La transposition en droit français implique qu’au lieu d’avoir des cookies en “opt in”, les internautes doivent être informés par les éditeurs de sites “de manière claire et complète de la finalité de toute action tendant à accéder, par voie de transmission électronique, à des informations déjà stockées dans son équipement terminal de communications électroniques, ou à inscrire des informations dans cet équipement”.
Concrètement, les responsables de plateformes françaises ont l’obligation de placer une bannière sur leur page d’accueil renvoyant à une note qui explique en détail à quoi servent précisément les cookies, d’où ils proviennent et comment faire pour les refuser.

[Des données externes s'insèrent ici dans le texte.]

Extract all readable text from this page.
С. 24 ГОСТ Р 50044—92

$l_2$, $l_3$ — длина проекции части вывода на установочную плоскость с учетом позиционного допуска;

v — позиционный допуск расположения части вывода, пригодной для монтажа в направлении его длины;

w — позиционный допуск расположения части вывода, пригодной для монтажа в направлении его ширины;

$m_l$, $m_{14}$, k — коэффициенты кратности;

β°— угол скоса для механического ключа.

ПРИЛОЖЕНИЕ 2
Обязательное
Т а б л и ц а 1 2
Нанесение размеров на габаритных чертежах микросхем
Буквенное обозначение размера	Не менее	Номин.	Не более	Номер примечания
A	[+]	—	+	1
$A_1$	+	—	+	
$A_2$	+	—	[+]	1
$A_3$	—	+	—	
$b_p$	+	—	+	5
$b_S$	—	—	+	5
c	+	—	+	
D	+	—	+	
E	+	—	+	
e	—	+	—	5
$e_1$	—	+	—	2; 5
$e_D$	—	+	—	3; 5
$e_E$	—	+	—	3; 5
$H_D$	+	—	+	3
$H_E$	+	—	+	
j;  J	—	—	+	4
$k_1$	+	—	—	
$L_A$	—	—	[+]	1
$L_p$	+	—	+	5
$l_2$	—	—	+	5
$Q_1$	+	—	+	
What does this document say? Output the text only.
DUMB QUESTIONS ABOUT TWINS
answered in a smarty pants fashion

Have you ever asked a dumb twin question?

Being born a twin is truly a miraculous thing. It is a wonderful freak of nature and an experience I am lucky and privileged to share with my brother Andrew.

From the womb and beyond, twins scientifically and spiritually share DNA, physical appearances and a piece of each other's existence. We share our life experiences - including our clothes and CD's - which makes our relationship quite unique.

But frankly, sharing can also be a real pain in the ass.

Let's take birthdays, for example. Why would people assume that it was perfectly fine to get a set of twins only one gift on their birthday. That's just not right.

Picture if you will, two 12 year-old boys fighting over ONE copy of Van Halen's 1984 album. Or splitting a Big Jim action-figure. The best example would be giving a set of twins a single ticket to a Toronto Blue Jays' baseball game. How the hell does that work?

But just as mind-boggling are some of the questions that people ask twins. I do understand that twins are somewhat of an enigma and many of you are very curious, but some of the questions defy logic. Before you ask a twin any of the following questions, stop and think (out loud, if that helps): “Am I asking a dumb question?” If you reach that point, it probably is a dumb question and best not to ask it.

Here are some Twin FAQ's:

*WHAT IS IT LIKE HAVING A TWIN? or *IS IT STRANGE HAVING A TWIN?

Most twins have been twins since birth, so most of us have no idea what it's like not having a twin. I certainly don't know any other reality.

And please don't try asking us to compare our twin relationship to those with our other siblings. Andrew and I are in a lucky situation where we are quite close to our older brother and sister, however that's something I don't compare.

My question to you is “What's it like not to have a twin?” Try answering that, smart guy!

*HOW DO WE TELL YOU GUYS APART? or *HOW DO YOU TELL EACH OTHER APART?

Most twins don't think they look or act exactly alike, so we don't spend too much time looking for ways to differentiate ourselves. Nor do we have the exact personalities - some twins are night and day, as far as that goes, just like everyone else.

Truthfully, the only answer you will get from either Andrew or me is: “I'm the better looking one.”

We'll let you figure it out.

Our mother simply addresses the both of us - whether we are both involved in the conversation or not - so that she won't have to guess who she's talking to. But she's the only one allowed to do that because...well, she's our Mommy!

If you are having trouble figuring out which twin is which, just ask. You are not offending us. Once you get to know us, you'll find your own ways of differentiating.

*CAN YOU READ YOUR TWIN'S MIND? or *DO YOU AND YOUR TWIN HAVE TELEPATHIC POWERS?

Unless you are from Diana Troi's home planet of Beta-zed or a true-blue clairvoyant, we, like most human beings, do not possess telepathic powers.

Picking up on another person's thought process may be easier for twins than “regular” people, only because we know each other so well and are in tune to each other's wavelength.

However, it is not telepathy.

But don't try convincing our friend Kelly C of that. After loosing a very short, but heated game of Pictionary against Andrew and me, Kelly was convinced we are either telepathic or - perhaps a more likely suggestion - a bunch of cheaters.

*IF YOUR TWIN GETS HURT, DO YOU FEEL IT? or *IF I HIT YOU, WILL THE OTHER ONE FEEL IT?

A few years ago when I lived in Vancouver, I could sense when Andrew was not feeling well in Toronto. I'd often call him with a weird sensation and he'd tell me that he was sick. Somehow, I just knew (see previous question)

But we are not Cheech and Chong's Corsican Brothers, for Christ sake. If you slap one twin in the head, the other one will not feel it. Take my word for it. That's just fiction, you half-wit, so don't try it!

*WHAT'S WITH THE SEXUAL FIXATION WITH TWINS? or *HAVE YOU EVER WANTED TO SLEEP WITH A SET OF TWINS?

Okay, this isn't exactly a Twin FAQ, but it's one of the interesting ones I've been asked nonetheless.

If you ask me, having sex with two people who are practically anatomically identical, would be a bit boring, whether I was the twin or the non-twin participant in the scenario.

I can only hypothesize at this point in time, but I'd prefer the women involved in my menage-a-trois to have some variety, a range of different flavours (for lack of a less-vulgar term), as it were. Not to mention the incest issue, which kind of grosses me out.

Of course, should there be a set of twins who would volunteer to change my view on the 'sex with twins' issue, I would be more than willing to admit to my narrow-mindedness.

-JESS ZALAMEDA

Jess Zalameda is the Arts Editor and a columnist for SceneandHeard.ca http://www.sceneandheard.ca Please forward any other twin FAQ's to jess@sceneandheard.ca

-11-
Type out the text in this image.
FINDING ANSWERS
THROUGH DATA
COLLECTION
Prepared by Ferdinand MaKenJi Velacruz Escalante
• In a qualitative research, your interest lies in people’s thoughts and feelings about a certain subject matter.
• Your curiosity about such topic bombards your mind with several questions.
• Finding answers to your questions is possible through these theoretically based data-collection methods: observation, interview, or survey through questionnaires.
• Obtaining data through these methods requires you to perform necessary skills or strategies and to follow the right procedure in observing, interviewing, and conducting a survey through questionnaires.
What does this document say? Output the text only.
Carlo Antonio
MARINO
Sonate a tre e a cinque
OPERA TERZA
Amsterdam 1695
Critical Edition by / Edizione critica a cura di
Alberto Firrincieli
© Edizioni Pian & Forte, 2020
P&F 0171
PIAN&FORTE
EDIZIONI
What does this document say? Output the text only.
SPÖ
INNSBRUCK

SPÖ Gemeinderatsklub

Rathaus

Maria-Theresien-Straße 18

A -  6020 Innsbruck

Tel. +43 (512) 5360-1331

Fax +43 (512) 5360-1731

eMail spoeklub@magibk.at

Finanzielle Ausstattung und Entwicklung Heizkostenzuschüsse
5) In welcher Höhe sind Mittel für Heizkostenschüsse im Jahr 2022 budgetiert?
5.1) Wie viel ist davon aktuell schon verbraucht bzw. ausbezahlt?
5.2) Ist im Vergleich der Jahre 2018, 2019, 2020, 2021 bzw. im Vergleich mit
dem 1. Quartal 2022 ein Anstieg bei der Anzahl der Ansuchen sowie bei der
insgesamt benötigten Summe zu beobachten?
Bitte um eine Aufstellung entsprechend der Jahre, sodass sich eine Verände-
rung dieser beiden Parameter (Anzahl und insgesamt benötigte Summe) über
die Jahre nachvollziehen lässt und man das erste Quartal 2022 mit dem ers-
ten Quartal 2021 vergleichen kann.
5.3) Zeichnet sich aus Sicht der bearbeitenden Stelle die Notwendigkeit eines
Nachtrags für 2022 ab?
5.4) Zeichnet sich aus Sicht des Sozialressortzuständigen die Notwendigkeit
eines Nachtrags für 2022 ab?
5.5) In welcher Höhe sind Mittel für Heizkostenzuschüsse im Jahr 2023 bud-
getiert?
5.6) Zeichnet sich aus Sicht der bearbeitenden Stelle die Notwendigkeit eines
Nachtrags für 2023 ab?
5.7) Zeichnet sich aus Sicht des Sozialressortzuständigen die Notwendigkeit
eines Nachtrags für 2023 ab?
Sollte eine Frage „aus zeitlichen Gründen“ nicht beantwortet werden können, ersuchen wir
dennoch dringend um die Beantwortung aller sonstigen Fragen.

La CNIL, dont le rôle est de faire respecter la loi, doit donc chasser tous les sites qui dans un coin n’ont pas affiché un bordereau ou un moyen d’informer les internautes, ce qui est matériellement impossible. En témoigne Sophie Nerbonne :
Nous savons pertinemment que la majorité des sites sont dans l’illégalité et il faudra évidemment des mois pour trouver les solutions et pour les faire rentrer dans la conformité. C’est compliqué car certains d’entre eux ont aujourd’hui tellement de cookies qu’ils ne savent même plus à quoi ils servent. Sur le plan des moyens, la CNIL peut s’auto-saisir et nous avons déjà procédé à des contrôles et à des mises en demeure même si nous nous montrons compréhensifs. En réalité, nous comptons surtout sur la persuasion et la prise de conscience des internautes et des professionnels quant aux enjeux cruciaux du respect de la vie privée sur le web. Nous comptons également sur le développement prochain des moyens techniques permettant de mettre les sites en conformité
En dehors des plaintes de particuliers concernant certains sites, la CNIL est donc obligée de s’attaquer aux plus gros acteurs sans être aucunement en mesure de faire respecter la loi à court ni même à moyen terme pour les millions de site actuellement hors la loi.